『真相』
「ゆっくり、ゆっくり食べなきゃだめだよ」
まともに食べていなかった胃腸が食欲を促す匂いに刺激されて急に空腹感に襲われたのだろう。
ブランデルグは猫舌であるにもかかわらず、一気に掻き込もうとする。
「じっくり食べないとアーンしちゃうぞ」
再び窘められて、ブランデルグはそれもよいと思ってしまった。
そんなおちゃらけた考えが浮かんでくる、それほど回復してきていたのだ。
そして口にしたパンがゆは今まで食べたことがないと思うほど美味かった。
「さて、そろそろ何があったか話してもらえるか?」
ブランデルグが何とかスープ皿一杯のパンがゆを食べ終わってスプーンを置くと、ジニーが話しかけてきた。
「……ローニンに刺された。
後ろからズバッと。

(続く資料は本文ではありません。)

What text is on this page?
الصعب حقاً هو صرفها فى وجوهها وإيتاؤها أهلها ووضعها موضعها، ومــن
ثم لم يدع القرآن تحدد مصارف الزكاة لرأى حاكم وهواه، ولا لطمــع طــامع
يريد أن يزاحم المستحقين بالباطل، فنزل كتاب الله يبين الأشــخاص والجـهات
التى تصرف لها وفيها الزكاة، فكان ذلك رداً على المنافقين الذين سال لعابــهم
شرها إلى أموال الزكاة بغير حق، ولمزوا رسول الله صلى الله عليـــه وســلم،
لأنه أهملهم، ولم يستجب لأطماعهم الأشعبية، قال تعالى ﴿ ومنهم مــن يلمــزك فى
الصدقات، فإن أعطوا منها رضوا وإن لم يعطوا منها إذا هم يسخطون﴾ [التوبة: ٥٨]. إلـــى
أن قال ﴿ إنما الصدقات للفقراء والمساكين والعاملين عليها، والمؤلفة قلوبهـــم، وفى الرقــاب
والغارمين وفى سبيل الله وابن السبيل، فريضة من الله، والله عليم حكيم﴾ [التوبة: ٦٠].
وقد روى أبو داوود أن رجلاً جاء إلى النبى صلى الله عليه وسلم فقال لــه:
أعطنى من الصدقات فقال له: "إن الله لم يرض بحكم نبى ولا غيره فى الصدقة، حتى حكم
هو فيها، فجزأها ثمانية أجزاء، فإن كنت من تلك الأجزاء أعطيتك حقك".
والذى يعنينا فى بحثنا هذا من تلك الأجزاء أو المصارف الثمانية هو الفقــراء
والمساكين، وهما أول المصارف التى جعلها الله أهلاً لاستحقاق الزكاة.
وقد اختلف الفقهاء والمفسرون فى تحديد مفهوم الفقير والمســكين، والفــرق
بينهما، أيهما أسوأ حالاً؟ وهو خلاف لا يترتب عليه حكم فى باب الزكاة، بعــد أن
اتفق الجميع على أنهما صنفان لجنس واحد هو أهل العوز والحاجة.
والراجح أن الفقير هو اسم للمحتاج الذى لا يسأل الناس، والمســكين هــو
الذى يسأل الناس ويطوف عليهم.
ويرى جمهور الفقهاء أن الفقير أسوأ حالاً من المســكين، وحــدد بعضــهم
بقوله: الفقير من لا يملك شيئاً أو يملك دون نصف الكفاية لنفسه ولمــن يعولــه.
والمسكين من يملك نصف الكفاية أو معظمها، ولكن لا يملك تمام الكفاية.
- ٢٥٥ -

俺が意識を失う直前に見たのは自分の胸から生えている剣の切っ先だったよ。
それ以外は何もわからない」
「ローニンか」
ジニーは考え込んでいる。
かわりにパンナが話しかけた。
「馬車が次の村に到着していないんだ。
2日遅れて出発した俺たちが先に着いて、捜索に引き返して来たんだが、痕跡が発見出来ない」
「そうか、おそらく誘拐だろうが、俺は屋根の上にいたんでな」
「まあブランデルグが無事(?)だったのだから、そっちのことは急がないでしょう?」
オフェーリアは向こうの馬車の客の安否に興味はない。
手が空けば捜索に行ってもよいが、その程度だ。
今はブランデルグの体調を戻すことが先決だった。
「見た目は元気そうだけど、かなりの量の血を失っているのよ。
内臓にも負担がかかっているの。
なので数日はここから動かせないのを承知してもらうわよ」
「俺はどうして生きているんだろう」
そのときポツリと、ブランデルグが呟いた。
「たぶん、馬車から落ちた時にポーション瓶が割れて、たまたま傷口にかかったのでしょう。
それから水代わりに飲んでいたのもよかったわ。
……本当に、今から思い返せばあの時渡しておいてよかった」
試供品として渡したポーション5本と水筒の水だけで生き抜いた生命力は、さすが獣人といったところか。